Speaking of machines, for a time we had a number of ice-chest-shaped robots rolling around our downtown. Back in 2016 Redwood City’s Council had approved a nine-month pilot program that enabled Starship Technologies, Inc., the creator and operator of those particular robots, to test them on our downtown sidewalks. In 2017 that pilot was extended for another year, based upon the success of the original pilot: apparently Starship had been making between 30 and 40 deliveries per day using a dozen robots.

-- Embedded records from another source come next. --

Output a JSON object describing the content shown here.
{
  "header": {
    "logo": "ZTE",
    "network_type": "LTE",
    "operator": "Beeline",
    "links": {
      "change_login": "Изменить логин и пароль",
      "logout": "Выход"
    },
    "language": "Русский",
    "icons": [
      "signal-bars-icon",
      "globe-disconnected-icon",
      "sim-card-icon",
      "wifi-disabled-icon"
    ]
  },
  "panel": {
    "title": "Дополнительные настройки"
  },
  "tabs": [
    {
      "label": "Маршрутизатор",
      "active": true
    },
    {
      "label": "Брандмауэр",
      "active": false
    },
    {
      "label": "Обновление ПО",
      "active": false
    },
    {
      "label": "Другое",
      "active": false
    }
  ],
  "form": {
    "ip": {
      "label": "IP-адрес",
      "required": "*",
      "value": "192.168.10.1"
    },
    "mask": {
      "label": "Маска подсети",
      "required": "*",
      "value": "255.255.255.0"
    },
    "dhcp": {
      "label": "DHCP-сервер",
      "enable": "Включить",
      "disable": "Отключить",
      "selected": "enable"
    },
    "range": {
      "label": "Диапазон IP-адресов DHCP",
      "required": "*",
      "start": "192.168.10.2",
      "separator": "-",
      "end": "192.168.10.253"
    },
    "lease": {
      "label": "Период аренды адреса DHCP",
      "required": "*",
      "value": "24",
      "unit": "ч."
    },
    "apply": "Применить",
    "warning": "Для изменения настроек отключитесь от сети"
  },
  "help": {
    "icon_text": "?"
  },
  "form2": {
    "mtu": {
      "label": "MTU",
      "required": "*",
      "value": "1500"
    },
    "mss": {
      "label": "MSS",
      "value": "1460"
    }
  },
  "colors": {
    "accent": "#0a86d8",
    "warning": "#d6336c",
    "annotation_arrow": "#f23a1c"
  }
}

All told their robots drove roughly 7,000 miles just within Redwood City alone.
In April of 2018 Starship stopped their deliveries in order to “refine their business approach.” They’ve since been looking for a location within Redwood City for a service center, and apparently were looking at establishing an “operations hub” in the vacant building at the corner of El Camino Real and Whipple Avenue. This building:
The above building, which previously was a liquor store, was recently remodeled inside and out. This week I managed to take a peek inside the building (not easy, given that the front windows are almost entirely covered from the inside), and although it is a lot cleaner, and somewhat nicer, than when it was a liquor store, the interior looks as if it could still use some additional work. Given the large “For Lease” signs outside, perhaps Starship isn’t going to be occupying this space after all…
Starship now appears to have a newer version of their robots, ones that can carry the equivalent of three grocery bags, and travel at a maximum speed of four miles per hour within an optimal range of two to four miles. This week the Redwood City Council approved a new two-year pilot program for delivery robots like these, allowing up to three companies with the appropriate city-granted permit to operate a total of 25 robots within city limits. Unsurprisingly, Starship Technologies will apparently be the first of those companies. Starship plans to start a grocery delivery program in partnership with Dehoff’s Key Market (at the corner of Roosevelt Avenue and Upton Street), and with area restaurants, to deliver food within the Central, Palm Park, Roosevelt, and Woodside Plaza neighborhoods. Beyond that, Starship is hoping to work with the City of Redwood City Library to create a book delivery program. They envision that the library would host between three and eight robots, and that those robots that would transport books between the library and senior and homebound residents in the vicinity of the library’s downtown branch.
In the 1967 movie The Graduate, the magic word was “plastics.” These days, in Redwood City, the magic word seems to be “machines.” Although the Lathrop House was moved twice presumably without the assistance of heavy machinery (just how did they do that?), there is no question that machinery, plus a lot of experience and know-how, makes the job significantly easier. I’ve taken out a small tree or two by hand, and I can personally attest to the amount of physical labor involved. Without a stump grinder, getting those trees out of the parking strip along Hopkins Avenue and along Grand Street would have meant an incredible amount of back-breaking work by a large crew. Finally, we’re all just getting used to the various delivery services that bring everything from books to medicines to food right to our front doors, and up until now it always meant opening the door to a human delivery person. Now, however, don’t be surprised to find an autonomous wheeled ice chest at your front door!